Bendito sea el temor escalofriante.

Y bendito tu nombre, Jesucristo, varón a sangre y fuego,

látigo y maldición. Bendito sea tu nombre, como maldito es,

bajo el polvo de los siglos, el crujir de sotanas

(águilas de rencor y de lascivia);

como maldito es

el amargo murmullo de los rezos;

como maldito es el vaho tremendamente sepulcral del

incensario;

como maldito es en esta tierra el horrendo lebrel

que a dinamita pura vuela el templo evangélico.

Bendito seas, hermoso Jesucristo a la orilla del lago,

y santa tu palabra de bondad y miseria.

Pero maldito sea quien en tu nombre alzó

la cruz del latrocinio, y tus bellas espinas subastó en el mercado.

 

La fuerza entre las palabras es algo que admiro sobre todo en la poesía. Intuyo en ella la profundidad a la que puede llegar el humano. Reitero aquello que mencionan que dijo Baudelaire, que en literatura no hay temas buenos ni malos, sino formas buenas o malas de decir las cosas.

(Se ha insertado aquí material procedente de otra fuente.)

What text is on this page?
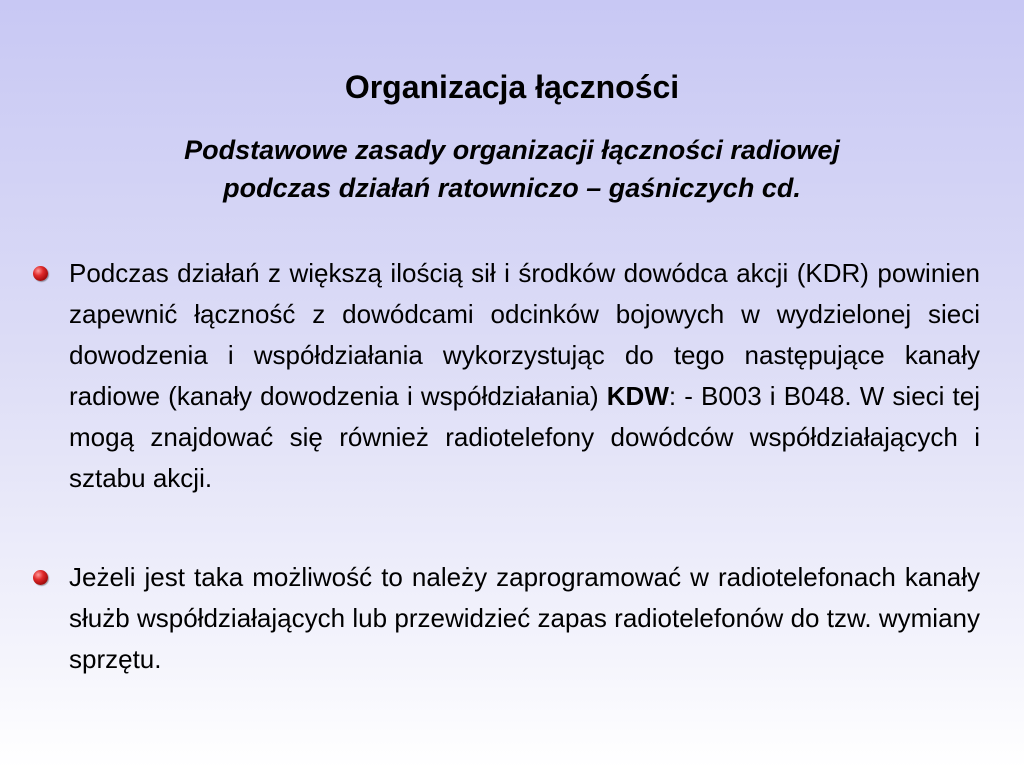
Organizacja łączności
Podstawowe zasady organizacji łączności radiowej
podczas działań ratowniczo – gaśniczych cd.
Podczas działań z większą ilością sił i środków dowódca akcji (KDR) powinien zapewnić łączność z dowódcami odcinków bojowych w wydzielonej sieci dowodzenia i współdziałania wykorzystując do tego następujące kanały radiowe (kanały dowodzenia i współdziałania) KDW: - B003 i B048. W sieci tej mogą znajdować się również radiotelefony dowódców współdziałających i sztabu akcji.
Jeżeli jest taka możliwość to należy zaprogramować w radiotelefonach kanały służb współdziałających lub przewidzieć zapas radiotelefonów do tzw. wymiany sprzętu.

Recuerdo también, por ejemplo, la más bella petición de aborto que he leído. Es el poema Farewell, de Neruda. Nada de él adjunto, para no incurrir en obviedades. Aunque sí transcribo algo del otro chileno, el duro, el tal Pablo de Rokha:

 

Soy el hombre casado, soy el hombre casado que inventó el matrimonio;

varón antiguo y egregio, ceñido de catástrofes, lúgubre;

hace mil, mil años hace que no duermo cuidando los chiquillos y las estrellas desveladas;

por eso arrastro mis carnes peludas de sueño

encima del país gutural de las chimeneas de ópalo.

 

Soy partidario de la fuerza que resulta entre las palabras sabiamente elegidas. Creo en que es tal vigor lo que nos incardina a nuestra natura y convivencia, más que las palabras mismas a las que inútilmente podemos rendir un culto inútil. Como lo propuso Walt Whitman, en lo que escribimos y pensamos nos cantamos y nos celebramos.

Insisto: cuan estúpido resulta quien escribe sólo para publicar y publica sólo para enmarcar. Escribir es en realidad descubrir, indagar, explicarse lo inexplicable e hincarse sello permanente sobre permanentes sellos. Al definir nos definimos.

La fuerza de las palabras me es aspiración. Cuán miserables, dignos de lástima, resultan quienes creen en las musas y vagan por el cuarto rezándole a no sé quién para que en su máquina o monitor brote un texto mágico, para que algún espíritu santo o maldito musite al oído del infausto la combinación exacta de palabras. Cuán tontos cuando quieren escribir sin haber leído, escribir sin haber pensado.

Cuán tarados resultan quienes buscan que cada palabra suya sea exquisita, rebuscada, y prefieren tener un texto o discurso “dominguero”. Cuán tarados quienes les aplauden y celebran. A todos ellos hay que recordarles: “¡No es la palabra determinada, sino la fuerza del conjunto, imbéciles!”.